Faithful 32x

Faithful 32x

2M Downloads

What about optimizing images?

K0-RR opened this issue · 13 comments

commented

Hello, my plan was to fork Compliance assets repositories and after lossless compression submit PRs but I figured I would ask first what do You think about it.

There is no downside to this and the resource pack size will just get smaller. The easiest way to achieve this would be to just use GitHub Imgbot as it doesn't require any actions from You other than adding it to the repo with one or two clicks. Imgbot however doesn't do the job as good (still better than nothing) as the tools I use: Leanify and Oxipng.

Can I proceed or do You prefer to do it by yourself / not interested at all?

commented

The command for enabling recursive mode is -r (--recursive), similarly to other command-line programs
The full command I use is oxipng -arZ -o max --strip all --fix /path/to/the/dir (well I also use -v for verbose mode)
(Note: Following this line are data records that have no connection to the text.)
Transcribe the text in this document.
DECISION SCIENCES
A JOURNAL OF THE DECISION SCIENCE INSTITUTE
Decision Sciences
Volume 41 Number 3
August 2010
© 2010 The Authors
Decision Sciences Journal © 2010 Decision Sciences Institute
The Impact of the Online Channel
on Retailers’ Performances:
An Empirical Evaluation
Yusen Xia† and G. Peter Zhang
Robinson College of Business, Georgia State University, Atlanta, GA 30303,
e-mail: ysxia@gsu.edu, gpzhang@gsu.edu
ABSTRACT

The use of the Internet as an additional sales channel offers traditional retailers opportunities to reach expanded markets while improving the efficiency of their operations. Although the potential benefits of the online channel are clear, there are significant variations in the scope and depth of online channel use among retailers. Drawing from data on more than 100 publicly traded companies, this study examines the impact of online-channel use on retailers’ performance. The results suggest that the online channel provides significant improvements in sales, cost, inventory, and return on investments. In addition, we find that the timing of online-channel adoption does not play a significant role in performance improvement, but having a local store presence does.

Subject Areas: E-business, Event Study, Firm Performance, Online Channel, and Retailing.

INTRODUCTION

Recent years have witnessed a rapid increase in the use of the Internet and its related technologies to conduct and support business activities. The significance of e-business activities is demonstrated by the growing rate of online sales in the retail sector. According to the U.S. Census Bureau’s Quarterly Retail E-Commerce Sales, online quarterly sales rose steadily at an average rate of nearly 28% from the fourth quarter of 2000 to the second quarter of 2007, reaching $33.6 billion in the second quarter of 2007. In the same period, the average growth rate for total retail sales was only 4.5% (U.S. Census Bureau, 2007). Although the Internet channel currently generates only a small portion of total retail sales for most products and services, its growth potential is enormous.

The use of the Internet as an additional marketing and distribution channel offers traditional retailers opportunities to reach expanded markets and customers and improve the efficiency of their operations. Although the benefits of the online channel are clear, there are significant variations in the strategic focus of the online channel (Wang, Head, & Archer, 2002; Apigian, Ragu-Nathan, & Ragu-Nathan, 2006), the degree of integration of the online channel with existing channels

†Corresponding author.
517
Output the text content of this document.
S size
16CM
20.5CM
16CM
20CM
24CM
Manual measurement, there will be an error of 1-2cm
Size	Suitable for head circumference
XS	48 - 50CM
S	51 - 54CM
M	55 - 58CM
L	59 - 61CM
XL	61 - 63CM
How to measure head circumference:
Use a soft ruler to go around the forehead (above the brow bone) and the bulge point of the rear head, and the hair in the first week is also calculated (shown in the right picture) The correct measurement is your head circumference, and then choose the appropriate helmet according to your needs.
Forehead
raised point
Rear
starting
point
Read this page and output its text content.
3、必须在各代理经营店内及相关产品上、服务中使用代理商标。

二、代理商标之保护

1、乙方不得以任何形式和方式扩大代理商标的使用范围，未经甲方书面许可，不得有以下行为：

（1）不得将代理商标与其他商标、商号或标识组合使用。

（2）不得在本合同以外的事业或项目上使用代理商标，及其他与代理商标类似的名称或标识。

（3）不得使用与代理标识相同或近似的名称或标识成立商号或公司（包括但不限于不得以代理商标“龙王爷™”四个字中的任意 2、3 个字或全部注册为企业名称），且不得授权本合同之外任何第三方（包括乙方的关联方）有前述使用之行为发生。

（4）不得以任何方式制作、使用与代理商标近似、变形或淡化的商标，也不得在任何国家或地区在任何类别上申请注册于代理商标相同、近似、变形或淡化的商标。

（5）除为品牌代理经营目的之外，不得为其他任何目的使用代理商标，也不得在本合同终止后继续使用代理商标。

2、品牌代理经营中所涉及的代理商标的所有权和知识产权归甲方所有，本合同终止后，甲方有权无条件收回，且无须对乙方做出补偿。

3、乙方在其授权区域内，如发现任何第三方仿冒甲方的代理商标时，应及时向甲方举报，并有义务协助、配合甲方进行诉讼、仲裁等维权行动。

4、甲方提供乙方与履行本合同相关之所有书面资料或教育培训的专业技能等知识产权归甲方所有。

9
For Leanify (compiled from the source because the dev refuses to release a new version for no reason) I just use leanify -p /path/to/directory and the results will be the same or better. Leanify can break other files than image ones, like xml.

commented

I have tried using Oxipng myself once, but I couldn't find a way to compress images in all folders at once. So if you could show me that I would really appreciate it for future use.

commented

That might be a great idea.

I developped a small tool a few years ago that basically runs all the png files in a folder through google's ZopfliPNG.

When running this tool on Faithful-Java-32x, the size went from 5.67 MB to 1.94 MB(!)
With Faithful-Java-64x, the size went from 7.58 MB to 5.33 MB.

Also, it seems that some of the textures (acacia_door_bottom.png for example) have fully transparent pixels that have different values in their rgb channels, taking unnecessary space.

commented

We just tried this out and found that it absolutely breaks Bedrock and Java 1.12 and below. So yeah, I don't think this is feasible

commented

Alright, so we keep all pixel data.

  1. Do we need to keep metadata?
    Most of it is pointless information, but some metadata like sRGB profile (if used) may change the final result.

For this point, what do we do?

commented

I think the colour profile was the main issue. We could try compressing the pack while keeping that the same

commented

I set up my tool to keep all the chunks that might change the final render :

  • cHRM
  • gAMA
  • pHYs
  • iCCP
  • sRGB
  • oFFs
  • sTER

(this list is from google/zopfli#113 (comment)).

How do you want to proceed for the compression?
I can put the sources of my tool on github if you want to build it and compress the textures yourself.

commented

There are still some questions to be answered before going further:

  1. Do we need to keep metadata?
    Most of it is pointless information, but some metadata like sRGB profile (if used) may change the final result.
  2. Do we discard rgb data for pixels that have an alpha value of 0?
    This is supposedly useless data for color textures but might break non-color data such as normal maps and specular maps.
commented

The rgb data for alpha 0 pixels breaks some textures (fast leaves is the only example i can think of, but still), so I'd keep it to be safe

commented

Oh also, not sure if we're gonna be compressing TGAs, but the majority of those relies on RGB data on alpha 0 pixels. So yeah.

commented

Oh also, not sure if we're gonna be compressing TGAs, but the majority of those relies on RGB data on alpha 0 pixels. So yeah.

I don't know if tools that compress TGAs even exist, I planned only doing PNGs

commented

Alright, since we're preparing for releases I'll keep this open and when we're ready upload the compressed textures.

commented

The rgb data for alpha 0 pixels breaks some textures (fast leaves is the only example i can think of, but still), so I'd keep it to be safe

Well, it seems fast leaves are already broken in Minecraft Vanilla (see MC-57918), but nice catch nonetheless.